Sobre o 25 de Novembro
Andou por aí grossa controvérsia sobre as celebrações do 25 de Novembro, este ano pela primeira vez assumidas pela Assembleia da República, por proposta do CDS, apoiada pelo PSD e pelo partido Chega! A este respeito cruzaram-se várias narrativas acerca da Revolução do 25 de Abril e a evolução posterior, cada uma delas pretendendo justificar as ditas celebrações ou o seu contrário. Sinto-me por isso autorizado a dar a minha própria versão dos acontecimentos, embora incompleta, naturalmente.
A Revolução do 25 de Abril derrubou o regime ditatorial tendo em vista, como objectivos imediatos, acabar com a guerra colonial e restaurar as liberdades públicas. Daí o amplíssimo apoio popular que os seus fautores receberam, traduzido em inolvidáveis e felizes manifestações, realizadas por todo o País no Dia do Trabalhador, 1 de Maio, pela primeira vez feriado nacional já decretado pelos novos órgãos governativos saídos da Revolução.

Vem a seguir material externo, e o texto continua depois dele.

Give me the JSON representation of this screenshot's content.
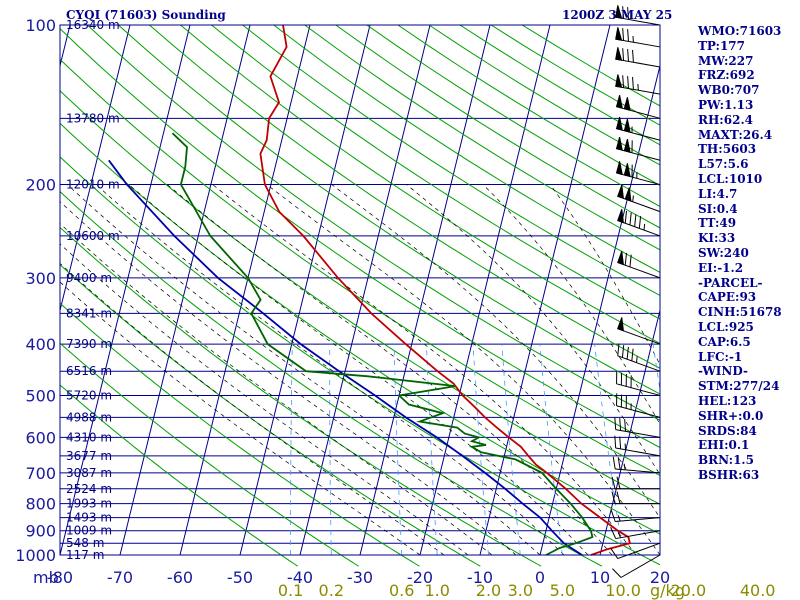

Fazia parte do Programa do Movimento das Forças Armadas, oficialmente apresentado ao País, na própria noite do dia 25 de Abril, pela Junta de Salvação Nacional, a realização de eleições dentro do prazo de um ano, para escolher uma Assembleia Constituinte, encarregada de redigir uma nova Constituição, da qual constariam as grandes opções sobre a futura organização da sociedade portuguesa, no novo período pós-imperial, uma vez resolvido o problema dos territórios coloniais e das respectivas populações.

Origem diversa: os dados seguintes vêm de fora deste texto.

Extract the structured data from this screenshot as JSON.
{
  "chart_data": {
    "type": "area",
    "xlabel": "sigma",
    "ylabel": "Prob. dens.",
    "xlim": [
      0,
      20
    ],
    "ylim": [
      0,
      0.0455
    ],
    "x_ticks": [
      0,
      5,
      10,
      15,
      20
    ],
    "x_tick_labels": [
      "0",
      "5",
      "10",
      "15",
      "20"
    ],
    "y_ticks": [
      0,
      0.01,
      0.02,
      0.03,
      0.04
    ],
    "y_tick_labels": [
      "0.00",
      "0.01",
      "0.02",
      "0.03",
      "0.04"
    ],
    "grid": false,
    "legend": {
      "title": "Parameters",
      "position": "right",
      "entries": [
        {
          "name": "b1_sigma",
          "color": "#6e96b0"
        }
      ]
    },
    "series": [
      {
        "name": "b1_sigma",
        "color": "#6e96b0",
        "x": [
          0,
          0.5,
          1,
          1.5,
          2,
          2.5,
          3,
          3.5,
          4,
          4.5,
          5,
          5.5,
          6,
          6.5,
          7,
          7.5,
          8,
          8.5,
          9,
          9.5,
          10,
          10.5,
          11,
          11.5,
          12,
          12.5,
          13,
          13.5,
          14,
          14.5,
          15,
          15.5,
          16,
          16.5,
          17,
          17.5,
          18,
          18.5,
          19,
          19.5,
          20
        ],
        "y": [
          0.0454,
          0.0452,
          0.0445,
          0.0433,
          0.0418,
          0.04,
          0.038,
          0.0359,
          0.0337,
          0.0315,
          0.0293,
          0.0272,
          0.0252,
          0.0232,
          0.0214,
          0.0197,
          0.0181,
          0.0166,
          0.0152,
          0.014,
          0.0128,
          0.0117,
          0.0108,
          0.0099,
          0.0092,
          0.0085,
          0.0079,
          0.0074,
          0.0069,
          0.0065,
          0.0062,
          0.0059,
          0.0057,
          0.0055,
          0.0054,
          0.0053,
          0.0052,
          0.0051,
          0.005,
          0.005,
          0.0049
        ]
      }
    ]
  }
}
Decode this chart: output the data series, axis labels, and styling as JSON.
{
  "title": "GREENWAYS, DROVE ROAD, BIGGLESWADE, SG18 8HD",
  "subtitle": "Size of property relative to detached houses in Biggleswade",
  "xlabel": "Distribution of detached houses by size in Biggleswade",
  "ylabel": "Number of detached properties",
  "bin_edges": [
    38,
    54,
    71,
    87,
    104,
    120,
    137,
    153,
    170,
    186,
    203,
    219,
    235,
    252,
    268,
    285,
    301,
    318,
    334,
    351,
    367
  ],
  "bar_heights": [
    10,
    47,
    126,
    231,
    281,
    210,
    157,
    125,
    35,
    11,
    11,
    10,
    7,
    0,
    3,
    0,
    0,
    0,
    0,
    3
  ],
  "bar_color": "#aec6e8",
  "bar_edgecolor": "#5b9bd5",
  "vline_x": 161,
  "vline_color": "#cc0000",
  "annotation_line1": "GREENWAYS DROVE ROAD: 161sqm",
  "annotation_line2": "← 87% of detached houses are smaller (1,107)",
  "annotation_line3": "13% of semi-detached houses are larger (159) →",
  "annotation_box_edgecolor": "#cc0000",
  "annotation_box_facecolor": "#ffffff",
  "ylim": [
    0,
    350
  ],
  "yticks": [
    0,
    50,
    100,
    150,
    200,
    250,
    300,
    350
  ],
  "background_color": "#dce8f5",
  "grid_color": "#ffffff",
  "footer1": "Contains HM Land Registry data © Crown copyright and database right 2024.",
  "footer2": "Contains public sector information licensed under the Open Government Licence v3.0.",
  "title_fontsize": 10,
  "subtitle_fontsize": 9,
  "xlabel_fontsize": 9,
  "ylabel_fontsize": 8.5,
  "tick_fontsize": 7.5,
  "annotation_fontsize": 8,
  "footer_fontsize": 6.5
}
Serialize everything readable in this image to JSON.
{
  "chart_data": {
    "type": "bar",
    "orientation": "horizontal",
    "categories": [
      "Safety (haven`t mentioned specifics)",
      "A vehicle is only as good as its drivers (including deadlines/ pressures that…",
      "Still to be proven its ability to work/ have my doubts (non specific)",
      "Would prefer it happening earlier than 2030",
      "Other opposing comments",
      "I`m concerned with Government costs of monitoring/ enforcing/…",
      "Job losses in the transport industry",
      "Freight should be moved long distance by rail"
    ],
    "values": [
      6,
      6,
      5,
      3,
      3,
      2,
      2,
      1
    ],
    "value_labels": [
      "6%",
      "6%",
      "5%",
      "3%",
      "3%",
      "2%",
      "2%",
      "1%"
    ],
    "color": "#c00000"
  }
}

Aconteceu, porém, que se juntou à revolução política uma nova revolução social, de índole socialista, habilmente manipulada pelo Partido Comunista e por alguns militares de topo do MFA. Ao regressar de Moscovo, onde vivera exilado depois da sua espectacular fuga da pidesca prisão de Peniche, o Secretário Geral do PCP, discursando, se me não falha a memória do alto de um tanque, logo à saída do Aeroporto de Lisboa,ladeado por um soldado e um marinheiro, traçara as grandes linhas a seguir pela revolução, que deveria ser anti-capitalista, implicando por isso nacionalizações, reforma agrária e controlo operário, decalcada portanto do modelo soviético então vigente, estava-se em plena Guerra Fria, convém lembrar.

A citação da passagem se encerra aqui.